I guess I’ve delayed talking about “Neural Rendering” enough and I should just get this over with. Personally I hate this term because I’m constantly fighting with people to explain that from a compiler and language perspective “neural rendering” isn’t any different from any other neural network evaluation, and it’s all just linear algebra on big multi-dimensional matrices… but alas I’m just an old man yelling.

We do have some big work from last year and ongoing around neural network evaluation. Last year we released a preview of the D3D12 Cooperative Vector feature which enabled evaluation of small neural networks in rendering and compute workloads. After a great deal of soul searching in the fall we decided the feature wasn’t quite ready for primetime, but we’ve been actively working on bringing the capabilities of Cooperative Vector, as well as a more capable replacement for Wave Matrix (which we previewed back in 2023 but didn’t release in SM 6.8).

The new feature, boringly named Linear Algebra (or LinAlg for short) includes both the features of Cooperative Vector, and the features of Wave Matrix. We’ve worked to align the feature more closely with other APIs (read Vulkan) so that our new feature can someday be used with both Vulkan and DirectX via HLSL (and maybe Metal too if Apple aligns). This will enable WebGPU to use it to implement their proposed Subgroup Matrix feature for browsers on Windows.

Regardless of how you feel about GenAI or LLMs (I’m a skeptic), it is clear that neural networks have more and more useful applications in graphics programming. There’s a lot of excitement about neural networks for texture compression, radiance caching, path tracing, denoising, and upscaling. For all these applications and more it’s super important that HLSL be able to efficiently lower these algorithms so that shader authors can take full advantage of modern GPU hardware.
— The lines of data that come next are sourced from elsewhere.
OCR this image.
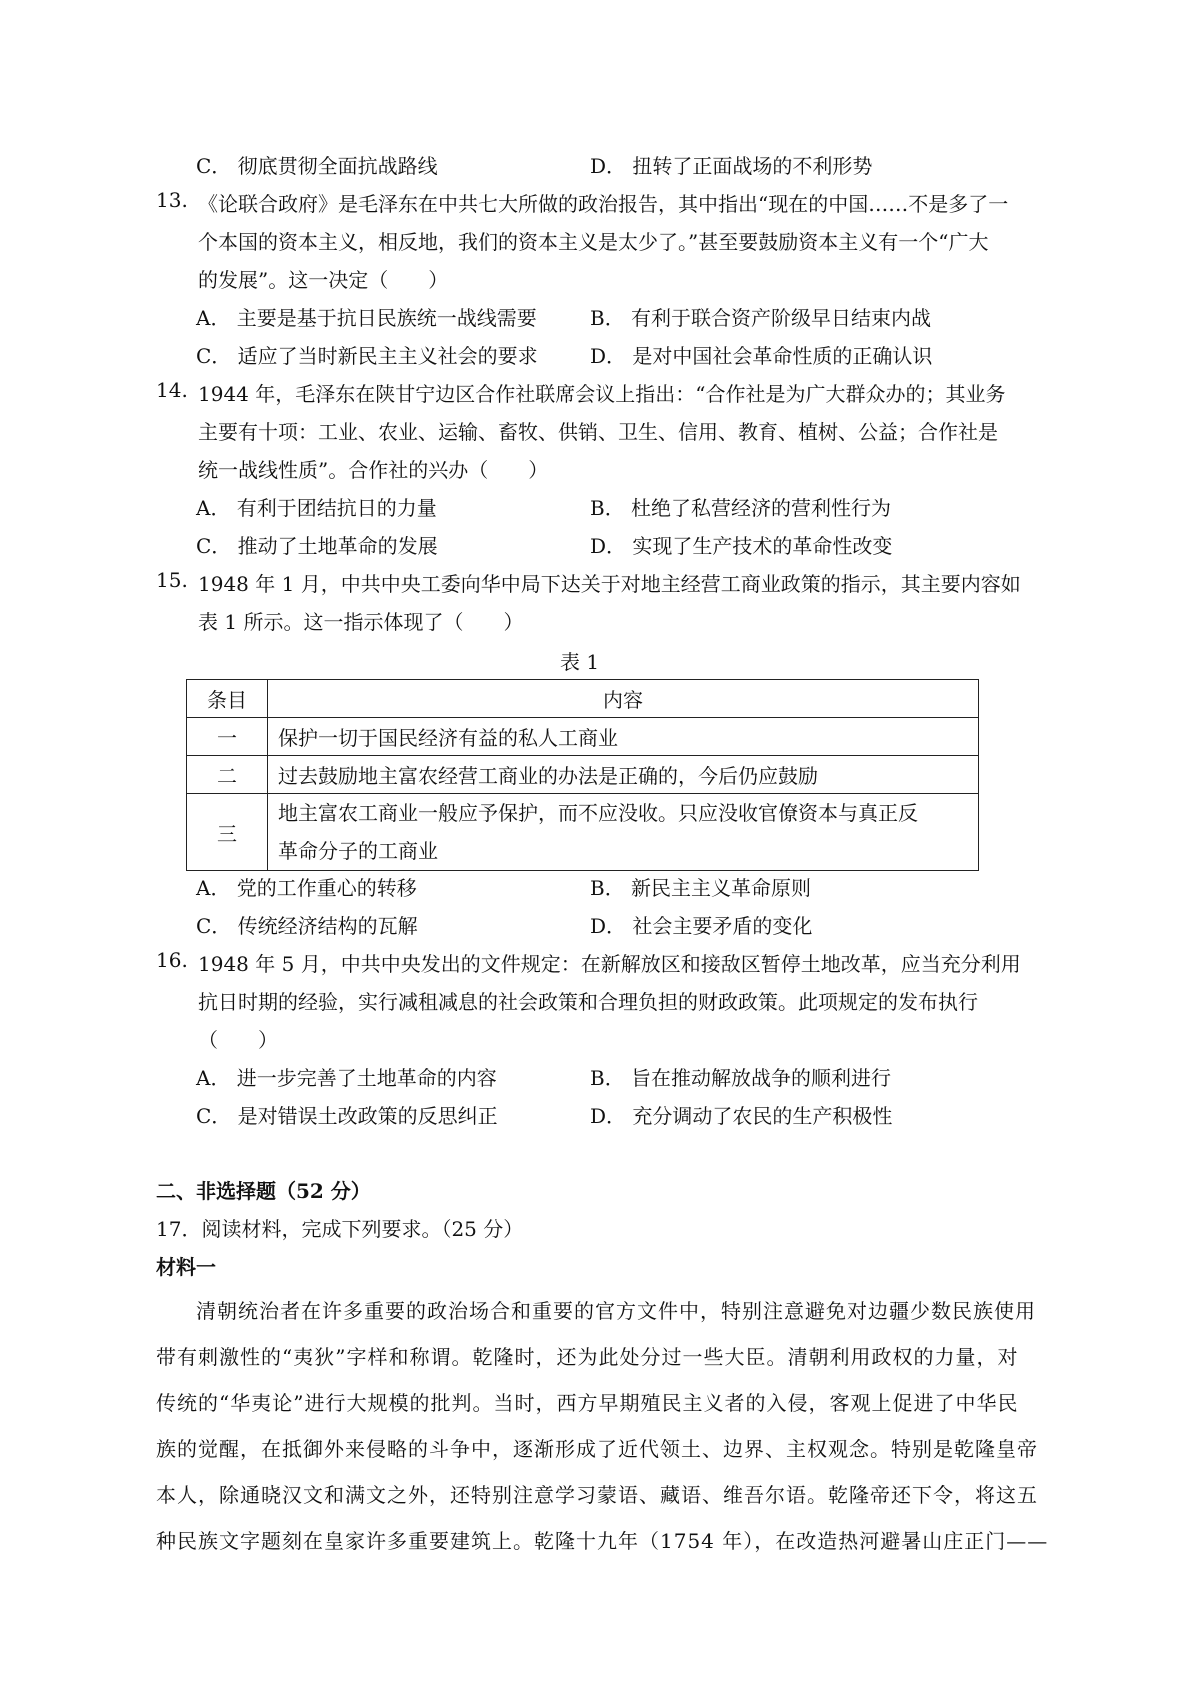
C． 彻底贯彻全面抗战路线	D． 扭转了正面战场的不利形势
13. 《论联合政府》是毛泽东在中共七大所做的政治报告，其中指出“现在的中国……不是多了一
个本国的资本主义，相反地，我们的资本主义是太少了。”甚至要鼓励资本主义有一个“广大
的发展”。这一决定（　　）
A． 主要是基于抗日民族统一战线需要	B． 有利于联合资产阶级早日结束内战
C． 适应了当时新民主主义社会的要求	D． 是对中国社会革命性质的正确认识
14. 1944 年，毛泽东在陕甘宁边区合作社联席会议上指出：“合作社是为广大群众办的；其业务
主要有十项：工业、农业、运输、畜牧、供销、卫生、信用、教育、植树、公益；合作社是
统一战线性质”。合作社的兴办（　　）
A． 有利于团结抗日的力量	B． 杜绝了私营经济的营利性行为
C． 推动了土地革命的发展	D． 实现了生产技术的革命性改变
15. 1948 年 1 月，中共中央工委向华中局下达关于对地主经营工商业政策的指示，其主要内容如
表 1 所示。这一指示体现了（　　）
表 1
条目	内容
一	保护一切于国民经济有益的私人工商业
二	过去鼓励地主富农经营工商业的办法是正确的，今后仍应鼓励
三	地主富农工商业一般应予保护，而不应没收。只应没收官僚资本与真正反
革命分子的工商业
A． 党的工作重心的转移	B． 新民主主义革命原则
C． 传统经济结构的瓦解	D． 社会主要矛盾的变化
16. 1948 年 5 月，中共中央发出的文件规定：在新解放区和接敌区暂停土地改革，应当充分利用
抗日时期的经验，实行减租减息的社会政策和合理负担的财政政策。此项规定的发布执行
（　　）
A． 进一步完善了土地革命的内容	B． 旨在推动解放战争的顺利进行
C． 是对错误土改政策的反思纠正	D． 充分调动了农民的生产积极性
二、非选择题（52 分）
17．阅读材料，完成下列要求。（25 分）
材料一
清朝统治者在许多重要的政治场合和重要的官方文件中，特别注意避免对边疆少数民族使用
带有刺激性的“夷狄”字样和称谓。乾隆时，还为此处分过一些大臣。清朝利用政权的力量，对
传统的“华夷论”进行大规模的批判。当时，西方早期殖民主义者的入侵，客观上促进了中华民
族的觉醒，在抵御外来侵略的斗争中，逐渐形成了近代领土、边界、主权观念。特别是乾隆皇帝
本人，除通晓汉文和满文之外，还特别注意学习蒙语、藏语、维吾尔语。乾隆帝还下令，将这五
种民族文字题刻在皇家许多重要建筑上。乾隆十九年（1754 年），在改造热河避暑山庄正门——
One thing I’m excited about is the capability of neural networks to approximate complex functions. In a few years when matrix multiplication and accumulation hardware trickles down to lower-end GPU parts and proliferates across install bases, function approximation may be a valuable technique for enabling higher fidelity rendering techniques on lower-end hardware at acceptable frame rates.

Parting Thoughts

If you made it this far: congratulations! I’ve droned on a lot and I won’t keep you long here. There are a few key themes I’m pushing for HLSL in 2026 which I’ll state clearly even though they are represented in all the text above.

Cross-platform and Open

The future of HLSL is cross-platform and open. That means open source, it means an open specification with a royalty-free patent and IP policy. It means we will welcome contributions from everyone everywhere.

Quality, Quality, Quality

We cannot sacrifice quality for expediency or flashiness. We’ve been burned time and again by shortcuts and lax quality standards, and that pain spreads to our users. We’ve worked really hard to bring a higher standard of quality to everything we do in HLSL whether that is our compiler implementation, our designs for new features, or our draft language specification. We will continue making those investments in quality, and we will continue to have communities to help keep us honest along the way.
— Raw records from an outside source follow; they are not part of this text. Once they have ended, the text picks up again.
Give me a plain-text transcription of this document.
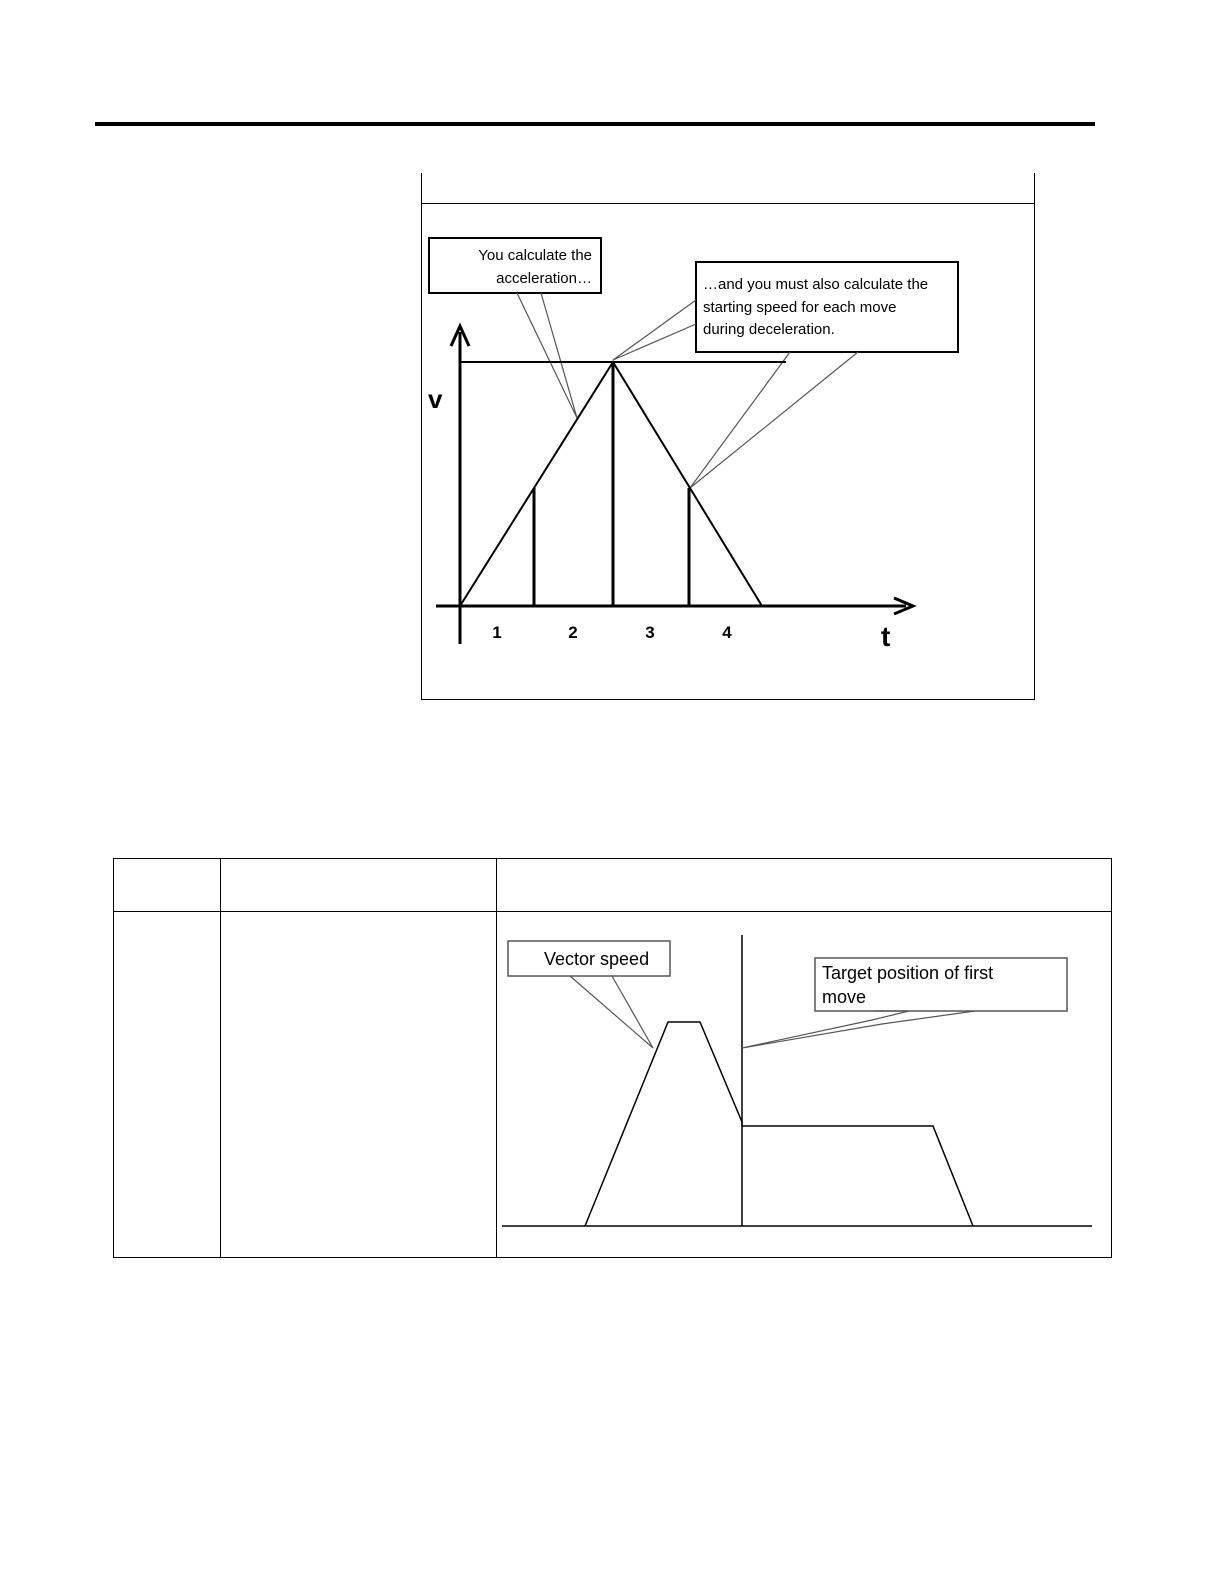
You calculate the
acceleration…	…and you must also calculate the
starting speed for each move
during deceleration.
v
t
1	2	3	4

Vector speed
Target position of first
move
HLSL Exists to Serve Users

The thing that makes HLSL a valuable piece of technology is how widely used it is. We will focus on engaging with our users, responding to their feedback, and prioritizing their concerns. We won’t always give each individual user all the things they want because we do have to take a more wholistic look across our whole user base, but our central motivation must be to empower our users to be productive and to leverage our tools to make their applications the best they can be.